Include earthquake mitigation in building design 


AS an earthquake engineering post graduate from New Zealand, a country with extensive earthquake risk, I understand the magnitude and mode of the tragic failure in the recent horrendous “pancake collapse” of many apartment buildings in Venezuela.

It is the devastating collapse of floor slabs from the top to the bottom, massively crushing the occupants in many apartment buildings in the Venezuelan earthquake!

The destruction of the buildings started with the collapse of their roof slab that were loaded with heavy water tanks and subjected to the maximum amplitude from the seismic forces.
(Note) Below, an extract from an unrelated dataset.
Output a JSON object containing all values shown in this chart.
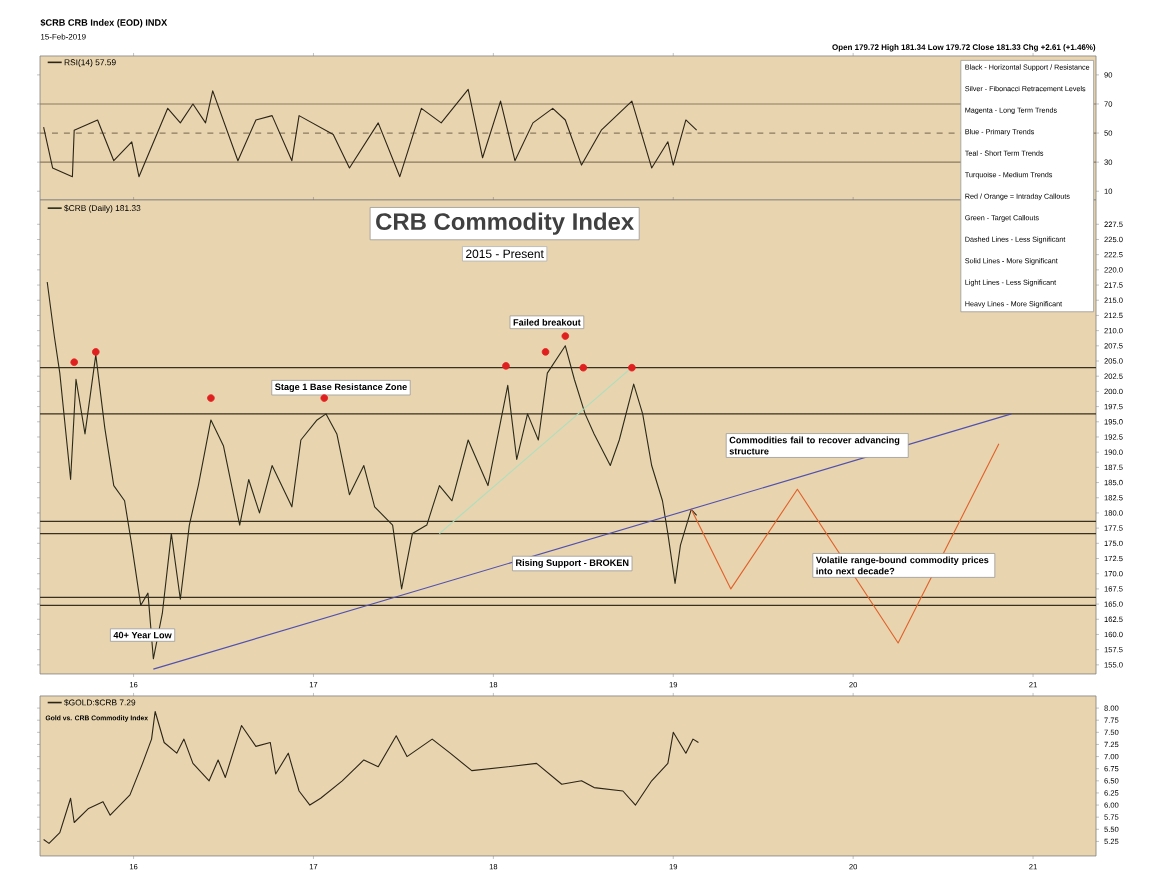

The crashing impact from the roof slab led to the collapse of the floor slab below, and its crash triggered a domino wave of floor slab crashes and collapses that crushed the entire building from the top down to the bottom!

Subsequent evacuation and rescue of survivors crushed and trapped tightly within the stack of floor slabs will be virtually a hopeless endeavour. 

Such catastrophic collapses will likely occur in buildings that were not designed for earthquakes: structural failures of columns and the brittle failures of the beam and column junctions at each floor.

As the fundamental philosophy in designing earthquake-resistant buildings is to save lives, architects and engineers should enhance the plasticity of the building to prevent sudden collapse and provide the critical time for emergency evacuation.

Architects should be cognisant in designing buildings with safer configurations/shapes that will enhance their plasticity in areas with seismic risks.

Engineers should design and detail critical structural elements to attenuate the energy from the seismic forces, particularly in the columns and in the beam/column junctions to enable plastic yielding at the critical beam/column junctions to mitigate the risk of sudden catastrophic collapse of floor slabs.

As Malaysia lies close to the Great Sumatran Fault and is definitely not free from seismic risk, the body/bodies governing our engineering profession should proactively provide a basic code of practice for the design of earthquake-resistant buildings in high risk areas.

This should be incorporated explicitly in the Uniform Building By-Laws for the protection and safety of the occupants.